Differences in Access to Technology and Drugs
The Middle East is composed mostly of developing nations with restricted access to advanced technology and novel agents incorporated in current oncology practice. Cost–benefit analysis studies conducted in the West are difficult to apply to this region because of the differences in health systems among the developing and developed nations. Guidelines taking into account these limitations would help optimize the application of novel strategies to best use the limited resources available. Current NCCN Guidelines are cost-blind and do not address these issues, and therefore fall short in a resource-restricted setting.
Despite these limitations, we believe that this project will provide better guidance for oncologists in the MENA region. These regionally targeted projects are likely to stimulate oncologists in the region to not only practice more evidence-based medicine but also conduct local epidemiologic studies and clinical trials to better define the magnitude of the problem and customize solutions for their part of the world. We believe that the MENA region would benefit greatly if they invested in the area of predictive and prognostic biomarkers.10 Expensive and sophisticated technologies can then be channelled to the subsets of patients who are really likely to benefit from them.

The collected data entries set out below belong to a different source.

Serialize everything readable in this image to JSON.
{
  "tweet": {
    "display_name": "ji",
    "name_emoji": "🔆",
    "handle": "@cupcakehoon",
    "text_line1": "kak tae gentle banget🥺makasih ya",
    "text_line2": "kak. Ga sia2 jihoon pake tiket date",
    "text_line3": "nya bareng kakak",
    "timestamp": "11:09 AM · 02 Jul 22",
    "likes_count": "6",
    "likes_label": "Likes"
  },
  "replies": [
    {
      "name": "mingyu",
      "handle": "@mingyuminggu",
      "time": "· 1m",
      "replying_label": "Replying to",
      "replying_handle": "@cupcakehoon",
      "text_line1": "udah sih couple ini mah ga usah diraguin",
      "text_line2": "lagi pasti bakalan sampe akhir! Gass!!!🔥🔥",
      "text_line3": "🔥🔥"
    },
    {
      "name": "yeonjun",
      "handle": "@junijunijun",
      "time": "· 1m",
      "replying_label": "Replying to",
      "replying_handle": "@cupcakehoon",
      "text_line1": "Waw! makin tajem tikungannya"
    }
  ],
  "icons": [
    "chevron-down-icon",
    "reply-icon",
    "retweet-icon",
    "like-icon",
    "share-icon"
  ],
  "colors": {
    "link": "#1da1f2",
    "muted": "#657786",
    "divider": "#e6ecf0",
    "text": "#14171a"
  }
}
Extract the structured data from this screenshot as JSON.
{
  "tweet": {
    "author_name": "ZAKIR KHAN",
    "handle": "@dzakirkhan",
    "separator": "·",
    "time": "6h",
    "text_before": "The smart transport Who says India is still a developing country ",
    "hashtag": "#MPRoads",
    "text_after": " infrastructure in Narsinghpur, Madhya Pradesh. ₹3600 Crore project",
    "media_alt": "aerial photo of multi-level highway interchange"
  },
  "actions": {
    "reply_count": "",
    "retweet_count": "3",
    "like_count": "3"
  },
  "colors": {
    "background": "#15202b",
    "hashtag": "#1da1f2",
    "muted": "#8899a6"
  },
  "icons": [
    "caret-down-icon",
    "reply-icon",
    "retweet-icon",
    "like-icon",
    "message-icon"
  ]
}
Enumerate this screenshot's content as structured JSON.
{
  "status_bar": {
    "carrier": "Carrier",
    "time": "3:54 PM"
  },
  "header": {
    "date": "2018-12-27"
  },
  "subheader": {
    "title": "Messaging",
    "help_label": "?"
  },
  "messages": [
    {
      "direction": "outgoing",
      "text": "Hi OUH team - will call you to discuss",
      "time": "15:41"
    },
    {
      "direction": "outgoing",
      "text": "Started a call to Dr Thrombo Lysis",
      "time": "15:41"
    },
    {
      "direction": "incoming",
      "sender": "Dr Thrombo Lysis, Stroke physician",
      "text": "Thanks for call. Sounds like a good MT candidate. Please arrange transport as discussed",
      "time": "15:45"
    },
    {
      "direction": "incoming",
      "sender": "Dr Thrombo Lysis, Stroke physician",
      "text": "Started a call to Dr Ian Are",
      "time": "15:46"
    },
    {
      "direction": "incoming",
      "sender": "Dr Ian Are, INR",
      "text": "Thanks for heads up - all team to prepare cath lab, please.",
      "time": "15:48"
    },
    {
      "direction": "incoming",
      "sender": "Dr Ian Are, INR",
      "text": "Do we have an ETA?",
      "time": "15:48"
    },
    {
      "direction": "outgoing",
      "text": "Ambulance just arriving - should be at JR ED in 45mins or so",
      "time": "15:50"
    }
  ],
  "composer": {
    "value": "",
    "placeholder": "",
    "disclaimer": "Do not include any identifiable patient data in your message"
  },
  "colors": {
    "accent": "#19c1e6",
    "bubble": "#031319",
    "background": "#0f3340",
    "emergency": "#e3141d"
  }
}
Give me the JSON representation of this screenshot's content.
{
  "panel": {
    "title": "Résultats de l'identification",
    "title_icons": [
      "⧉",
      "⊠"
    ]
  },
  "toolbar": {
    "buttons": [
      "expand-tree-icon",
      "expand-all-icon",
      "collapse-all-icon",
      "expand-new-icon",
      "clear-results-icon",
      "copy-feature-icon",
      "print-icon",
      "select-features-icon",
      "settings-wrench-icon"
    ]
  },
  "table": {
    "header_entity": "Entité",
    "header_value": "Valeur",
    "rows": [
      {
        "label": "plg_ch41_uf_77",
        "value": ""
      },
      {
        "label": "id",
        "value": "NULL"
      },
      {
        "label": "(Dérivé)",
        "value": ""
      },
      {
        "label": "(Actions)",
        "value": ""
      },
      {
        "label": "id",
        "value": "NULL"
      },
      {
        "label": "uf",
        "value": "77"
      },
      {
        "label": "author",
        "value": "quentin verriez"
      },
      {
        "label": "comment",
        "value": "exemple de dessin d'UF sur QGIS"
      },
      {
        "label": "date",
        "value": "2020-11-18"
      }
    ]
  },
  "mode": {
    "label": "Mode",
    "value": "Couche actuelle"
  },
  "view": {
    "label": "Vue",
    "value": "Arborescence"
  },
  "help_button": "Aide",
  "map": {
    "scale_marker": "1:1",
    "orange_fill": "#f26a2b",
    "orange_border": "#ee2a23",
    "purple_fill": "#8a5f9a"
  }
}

Finally, we would like to invite all oncologists in the MENA region to provide feedback on the applicability and usefulness of the first edition of NCCN–MENA Guidelines. It is vital to ensure that this project achieves its primary objective: facilitating the decision-making process in the clinic.
Our hope is that this serves as an NCCN pilot project, and that similar initiatives are launched in other regions of the world, such as Central and South Africa, Latin America, and beyond, which are underrepresented in clinical trials on which most NCCN Guidelines are based.